I have an 11 year-old stepbrother. If I asked him how excited he is to go back to school this September, he would probably just make a face and shake his head, telling me nonverbally not to even mention the S-word.
I don’t even blame him.
I was the same way up until about two years ago.
Before my senior year, I always dreaded going back to school. Sure, I would be excited for the first two weeks of classes- I would get to see all my friends again, I got to wear cute new back-to-school outfits, use all my shiny new folders and unused pencils—but I knew that after that, it would be eight months of the same thing over and over, and I would get stuck.
The summer before my senior year I wasn’t dreading it like I always seemed to—I knew it was my last year of grade school, and I knew there would be a kind of freedom there that I hadn’t experienced yet. I was a senior. I was top dog—for me, that meant going places without hall passes because all the faculty trusted me, that meant never having to eat in the cafeteria, that meant hours and hours in the art rooms and art being the only thing I really had to worry about.
Not to be too cheesy, but it was everything that I thought it would be and more, all thanks to the wonderful people in my life.
The summer before my freshman year of college was a very strange combination of being incredibly excited while also feeling like I could spontaneously projectile vomit at any time. It was a bizarre mix of thinking “I’m going to college!” and “I’m going to college?” at the same time—saying goodbye to a part of my life that had been my whole identity for the past twelve years and saying hello to a new chapter that I wasn’t sure I was ready for.
This was the first time in my whole life that I was going to be more than a half an hour away from any given person that I trusted, and certainly the first time in my life I had to be completely responsible for my own well-being. It was terrifying.
College meant that I was going to be all alone, it meant the inevitable end of my relationship with my boyfriend at the time, it meant that I needed to grow up. So while I was excited to be living on my own, and taking new classes, and being surrounded by people who loved art as much as I did, a sense of dread filled me that I hadn’t ever felt before.
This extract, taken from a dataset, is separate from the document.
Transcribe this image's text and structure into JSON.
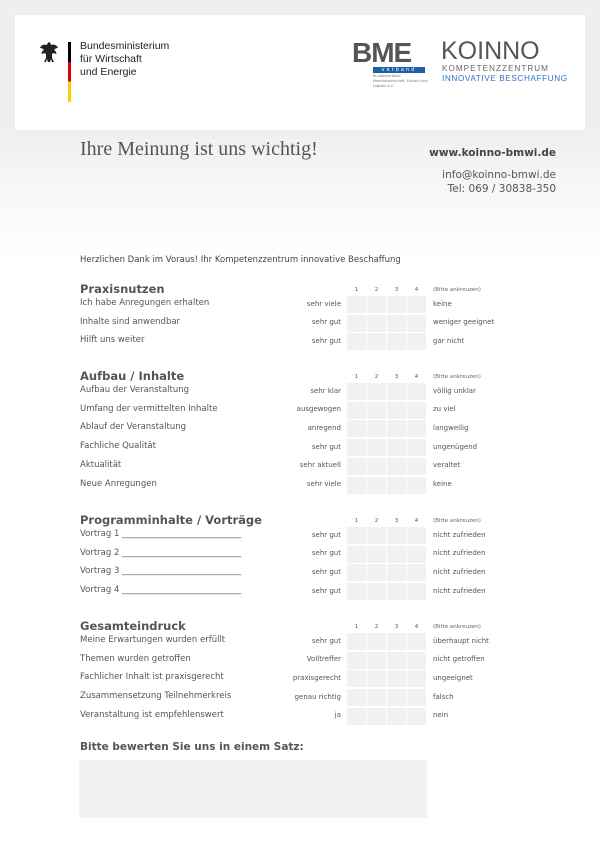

When I got to school and my family left me, I cried. A lot.
But things were okay. I’m alive, and I made friends who made all the difference, and I learned more about myself and about art than I have in my entire life put together, and it was incredible.
I’m not scared anymore.
So all that excitement that I mentioned before that was overshadowed by the fear of my freshman year? It’s still there, but with nothing holding it back this time.
I’m not nervous anymore, and I’m even more excited about this year than the last. I’m excited to meet more people, and to be able to spend more time with my family at school, and to learn even more—about everything.
I only have a few more days until I go back, and for the first time in my life, I can’t wait to go back to school.